Why This Lesson Matters
If you can’t do a full push-up yet, that’s completely normal. Every push-up pro started with regressions that built their strength step by step. Progressions make the push-up accessible to everyone.
Step-by-Step Progressions
1. Plank Hold (Foundation)
Hands under shoulders, core braced, straight line from head to heels.
Builds core & shoulder stability.
2. Incline Push-Up
Hands on a bench, box, or step.
Straight body line, chest lowering towards the surface.
Reduces intensity while keeping full range.
3. Knee Push-Up
Hands under shoulders, knees on floor.
Body straight from shoulders to knees.
Focuses strength on chest and arms.
4. Negative Push-Up
Start in plank, lower slowly all the way to the floor.
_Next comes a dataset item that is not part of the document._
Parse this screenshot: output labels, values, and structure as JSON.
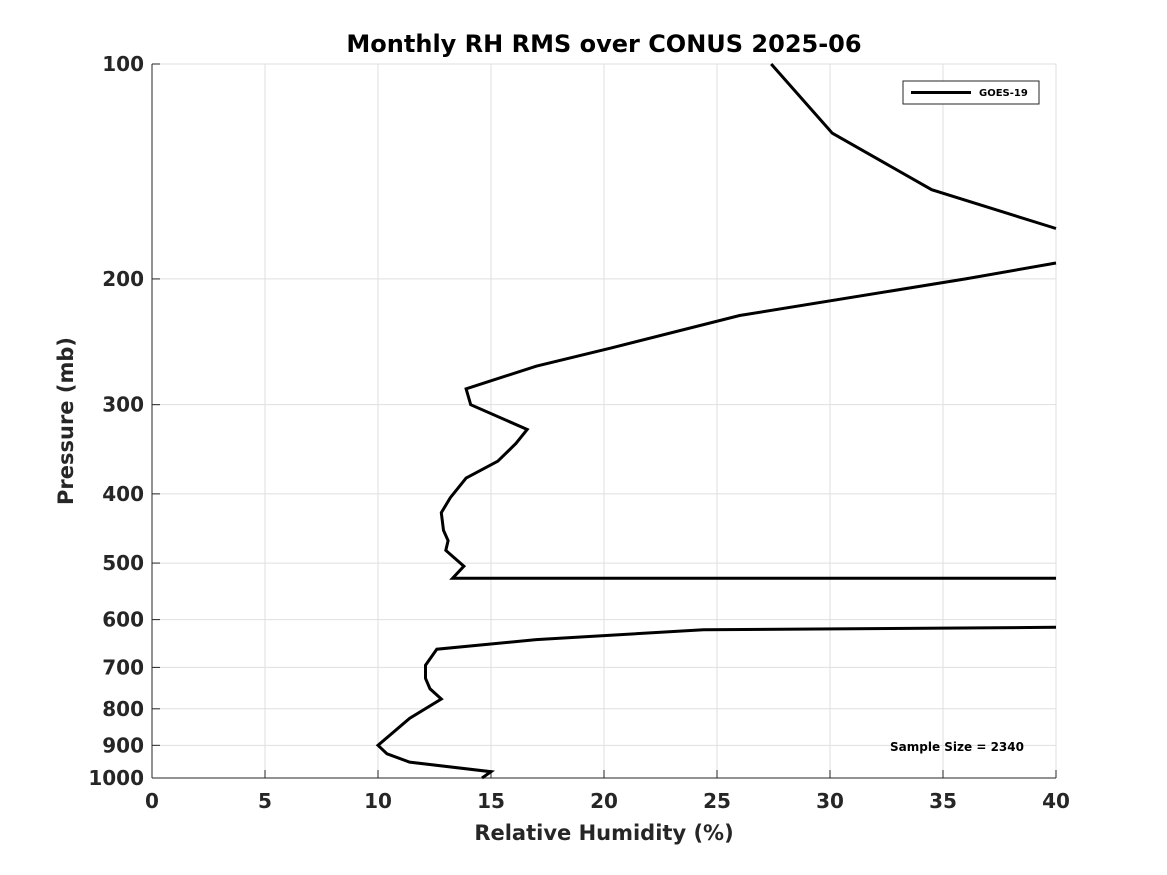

Emphasizes strength in the lowering (eccentric) phase.
5. Full Push-Up (Goal)
Same cues as before: hands forward, elbows 45°, hips in line.
Start with single perfect reps before building volume.
Mini Reflection
👉 Which progression feels doable but challenging right now? That’s your sweet spot. Commit to practicing it 2–3 times this week.
Pro Tip
Stick with one progression until you can hit 3 sets of 8–10 clean reps, then move up to the next level. Consistency beats variety here.